Signing of the controversial Labor Action Plan paved the way for Congressional approval of the Colombia Free Trade Agreement in mid-October but worker rights supporters including USLEAP argued that Congress should have given the Colombian government time to demonstrate the Plan’s effectiveness before voting. An October 4, 2011 internal AFL-CIO memo that was leaked shortly before the vote found serious deficiencies with the Plan’s implementation to date while a report this fall from the leading Colombian NGO on worker rights, the National Labor School, also found little progress on worker rights since the signing of the Plan.
President Obama has stated that he will delay activation of the agreement until “key elements” of the Labor Action Plan have been implemented. The Administration has not revealed what these “key elements” consist of (and, conversely, what elements of the Plan are not considered “key”).
USLEAP believes that the Administration should take advantage of this last opportunity before activation of the trade agreement to push for, at a minimum, complete and full implementation of the Labor Action Plan, as well as the resolution of the Campo Rubiales and Puerto Wilches conflicts.

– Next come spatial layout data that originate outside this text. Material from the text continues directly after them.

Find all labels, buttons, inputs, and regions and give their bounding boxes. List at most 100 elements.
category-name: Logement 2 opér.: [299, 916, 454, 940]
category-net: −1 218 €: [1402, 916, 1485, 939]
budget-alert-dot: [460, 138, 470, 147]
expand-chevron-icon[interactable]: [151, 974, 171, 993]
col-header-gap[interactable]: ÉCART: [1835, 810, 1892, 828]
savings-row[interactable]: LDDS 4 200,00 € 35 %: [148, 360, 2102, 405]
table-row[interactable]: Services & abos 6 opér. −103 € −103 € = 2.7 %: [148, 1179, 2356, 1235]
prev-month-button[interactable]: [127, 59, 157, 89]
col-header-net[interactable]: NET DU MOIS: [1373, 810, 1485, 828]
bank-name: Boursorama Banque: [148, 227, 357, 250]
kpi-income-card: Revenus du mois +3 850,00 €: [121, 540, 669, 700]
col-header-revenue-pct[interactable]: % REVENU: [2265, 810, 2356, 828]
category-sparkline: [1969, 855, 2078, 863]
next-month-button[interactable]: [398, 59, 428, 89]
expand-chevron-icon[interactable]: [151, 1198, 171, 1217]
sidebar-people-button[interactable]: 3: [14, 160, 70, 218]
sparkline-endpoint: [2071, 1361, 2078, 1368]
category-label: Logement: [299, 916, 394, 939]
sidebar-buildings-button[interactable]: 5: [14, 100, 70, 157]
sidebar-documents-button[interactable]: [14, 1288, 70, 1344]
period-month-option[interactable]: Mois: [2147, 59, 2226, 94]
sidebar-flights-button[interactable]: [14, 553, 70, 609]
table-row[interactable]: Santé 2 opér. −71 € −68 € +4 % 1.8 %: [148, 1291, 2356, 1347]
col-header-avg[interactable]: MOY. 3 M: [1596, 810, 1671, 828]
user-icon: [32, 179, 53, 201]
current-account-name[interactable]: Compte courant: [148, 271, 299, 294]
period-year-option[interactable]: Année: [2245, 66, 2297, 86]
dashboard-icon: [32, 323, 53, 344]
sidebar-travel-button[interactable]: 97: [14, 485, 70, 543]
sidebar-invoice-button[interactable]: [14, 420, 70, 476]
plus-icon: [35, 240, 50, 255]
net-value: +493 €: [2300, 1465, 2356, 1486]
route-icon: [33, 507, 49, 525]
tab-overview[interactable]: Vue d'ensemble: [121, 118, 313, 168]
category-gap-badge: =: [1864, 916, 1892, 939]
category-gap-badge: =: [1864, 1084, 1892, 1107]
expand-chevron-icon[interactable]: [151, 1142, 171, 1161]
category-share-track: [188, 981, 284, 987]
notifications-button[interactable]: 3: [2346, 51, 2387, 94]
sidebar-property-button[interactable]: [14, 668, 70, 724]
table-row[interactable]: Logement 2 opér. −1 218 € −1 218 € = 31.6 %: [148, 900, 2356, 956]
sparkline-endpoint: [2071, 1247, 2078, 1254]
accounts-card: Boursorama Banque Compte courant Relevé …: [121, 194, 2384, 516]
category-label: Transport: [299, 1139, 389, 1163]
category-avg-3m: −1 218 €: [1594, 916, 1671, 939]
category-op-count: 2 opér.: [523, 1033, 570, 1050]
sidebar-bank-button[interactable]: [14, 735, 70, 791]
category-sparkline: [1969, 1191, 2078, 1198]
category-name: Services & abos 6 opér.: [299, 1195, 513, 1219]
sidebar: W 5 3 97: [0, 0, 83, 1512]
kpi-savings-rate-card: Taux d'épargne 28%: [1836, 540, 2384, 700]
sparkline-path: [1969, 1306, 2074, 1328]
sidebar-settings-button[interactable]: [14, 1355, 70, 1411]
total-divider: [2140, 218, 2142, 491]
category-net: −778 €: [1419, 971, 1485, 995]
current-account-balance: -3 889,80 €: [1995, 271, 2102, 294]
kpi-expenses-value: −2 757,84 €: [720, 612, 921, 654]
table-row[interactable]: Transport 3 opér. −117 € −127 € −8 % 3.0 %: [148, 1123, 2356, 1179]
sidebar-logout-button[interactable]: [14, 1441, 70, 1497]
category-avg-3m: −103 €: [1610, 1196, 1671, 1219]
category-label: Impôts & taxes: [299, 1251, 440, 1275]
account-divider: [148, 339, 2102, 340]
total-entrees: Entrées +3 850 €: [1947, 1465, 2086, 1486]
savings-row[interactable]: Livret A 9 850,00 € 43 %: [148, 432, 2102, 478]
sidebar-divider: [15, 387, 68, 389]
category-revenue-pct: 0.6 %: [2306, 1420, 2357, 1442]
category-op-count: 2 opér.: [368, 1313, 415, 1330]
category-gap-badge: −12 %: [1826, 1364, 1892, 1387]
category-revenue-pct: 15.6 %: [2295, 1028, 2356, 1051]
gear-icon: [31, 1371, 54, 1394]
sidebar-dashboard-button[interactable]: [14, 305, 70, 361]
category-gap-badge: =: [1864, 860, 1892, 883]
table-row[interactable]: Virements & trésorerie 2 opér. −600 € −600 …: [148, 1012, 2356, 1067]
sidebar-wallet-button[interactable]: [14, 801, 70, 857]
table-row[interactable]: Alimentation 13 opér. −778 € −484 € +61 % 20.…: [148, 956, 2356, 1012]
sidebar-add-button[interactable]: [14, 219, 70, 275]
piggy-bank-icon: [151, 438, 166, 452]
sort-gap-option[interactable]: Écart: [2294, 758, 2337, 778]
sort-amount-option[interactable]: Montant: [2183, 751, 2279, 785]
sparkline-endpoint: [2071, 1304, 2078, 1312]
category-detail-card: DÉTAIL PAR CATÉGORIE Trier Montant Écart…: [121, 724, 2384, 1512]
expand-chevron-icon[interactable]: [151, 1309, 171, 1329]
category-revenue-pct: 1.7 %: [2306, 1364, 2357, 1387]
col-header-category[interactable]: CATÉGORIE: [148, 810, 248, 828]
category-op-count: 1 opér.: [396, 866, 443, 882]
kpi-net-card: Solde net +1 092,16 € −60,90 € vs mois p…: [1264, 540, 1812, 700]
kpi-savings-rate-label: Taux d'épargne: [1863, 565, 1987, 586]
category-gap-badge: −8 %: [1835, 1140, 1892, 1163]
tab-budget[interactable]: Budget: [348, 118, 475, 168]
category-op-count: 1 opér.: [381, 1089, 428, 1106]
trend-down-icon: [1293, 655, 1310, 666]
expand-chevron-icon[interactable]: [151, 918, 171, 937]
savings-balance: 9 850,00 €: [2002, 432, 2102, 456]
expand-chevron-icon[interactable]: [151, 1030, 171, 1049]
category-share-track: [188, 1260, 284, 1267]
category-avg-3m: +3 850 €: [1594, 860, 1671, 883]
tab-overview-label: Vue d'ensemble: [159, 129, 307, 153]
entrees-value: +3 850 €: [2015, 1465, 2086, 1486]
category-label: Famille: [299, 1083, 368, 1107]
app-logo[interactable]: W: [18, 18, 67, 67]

The Colombian government’s handling of a long-running conflict at Campo Rubiales suggests that the government is feeling unconstrained now that the FTA has been approved by Congress. Prior to the vote, Colombian Vice President Angelino Garzon facilitated talks between the oil workers union USO and the Pacific Rubiales company over an effort to organize a union and secure a contract at the company’s Campo Rubiales operation. Ten days after the FTA was approved, the company on October 24, 2011 announced it would fire 500 workers, prompting a work stoppage.
The Colombian government responded by sending in hundreds of troops, including assault commandos, army, and police units, and, according to the Trumka letter, threatening workers at gunpoint “to leave or face imprisonment or worse.” Six leaders are under threat, for whom the AFL-CIO is seeking immediate protection. Other workers are being told that they can return to work only if they join the company union, says the letter, which states, “Rather than supporting the right to freely associate and collectively bargain, the government appears to be responding to legitimate and peaceful labor protest at Campo Rubiales with a military approach.”
The second conflict highlighted by the letter calls into question the Labor Action Plan’s commitment to eliminating the abuse of cooperatives to deny workers their basic rights, which both governments highlighted as one of the most important advances under the Labor Action Plan. Workers at four plantations in the palm sector at Puerto Wilches have for two months been on strike. One key issue is the misuse of cooperatives and elimination of illegal sub-contracting. The union, Sintrainagro, has obtained from the palm oil employers association a document that explicitly states the employers do not consider cooperatives illegal and cooperatives “exist and will continue to exist at Puerto Wilches.” On September 21, 2011, Sintrainagro asked for intervention by the Ministry of Social Protection but as of November 3, the Ministry had reportedly failed to act in accordance with the commitments made under the Labor Action Plan to eliminate the use of cooperatives to deny workers their basic rights. The International Union of Foodworkers has been leading international solidarity work in support of the Puerto Wilches workers.
The government’s handling of these two cases, involving two of Colombia’s most important and biggest unions in two of the country’s key sectors, is, as the AFL-CIO argues, a key test of both government’s commitment to worker rights in the post-FTA vote era.
Other LAP deficiencies include companies replacing cooperatives with other forms of indirect employment to deny workers their basic rights, failure to develop a “robust enforcement regime” to address use of temporary service agencies to deny workers their rights, and the unexplained dismissal of hundreds of requests by trade unionists for inclusion in protection programs.